# Cyp.parviflorum



## tenman (May 7, 2010)

This has been open about a week, but by the time I get out there to shoot it, the sun is so bright there is no compensating for it. 

Now if I could figure out why the kentuckiense hasn't come up yet.


----------



## KyushuCalanthe (May 7, 2010)

tenman said:


> This has been open about a week, but by the time I get out there to shoot it, the sun is so bright there is no compensating for it.
> 
> Now if I could figure out why the kentuckiense hasn't come up yet.



It looks like a sister to mine (even the pic)! Ususally kentuckiense is a late grower, but if it hasn't shown at all, then there may be a problem. Still, since the reginae is up and flowering, then it is quite odd that kentuckiense hasn't shown at all. It has been a strange year for weather here and things are flowering at odd times. I'd give a little poke down there to see what's happening though.


----------



## SlipperFan (May 7, 2010)

Very nice -- so graceful.


----------



## Eric Muehlbauer (May 7, 2010)

Strange...my kentuckiense fully grown and its bud is maturing...reginae is still only 2 " tall...it had another growth but a squirrel took care of that............


----------



## Kevin (May 8, 2010)

Very nice! Does it have a fragrance? How large is the flower?


----------



## Kevin (May 8, 2010)

KyushuCalanthe said:


> It looks like a sister to mine (even the pic)!

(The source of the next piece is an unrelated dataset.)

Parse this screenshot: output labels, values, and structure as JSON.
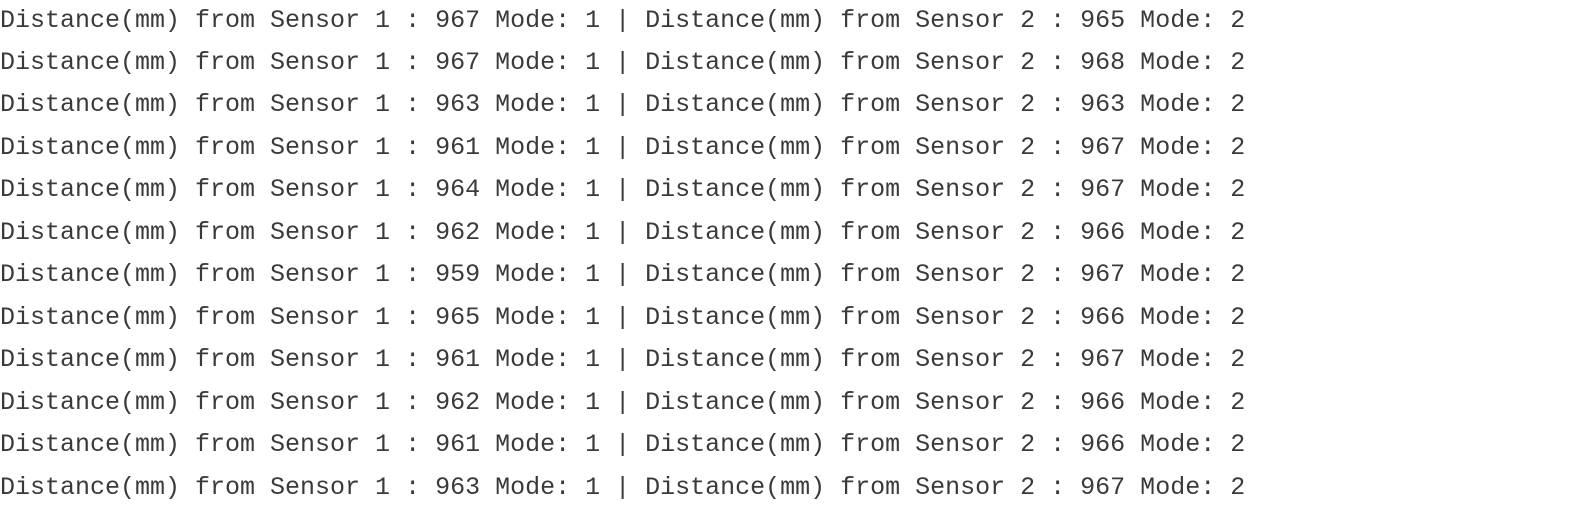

It does look very similar, however it looks to me like this one could be the smaller _var. makasin_ or _var. parviflorum_. The pouch shape seems more like the smaller variety.


----------



## Dido (May 8, 2010)

Very nice plant. 

Oh will this winter caused us all some loses. 

I losed my Bernie. I am waiting and waiting an yesterday had a look. 
Very expensive compost I can say.


----------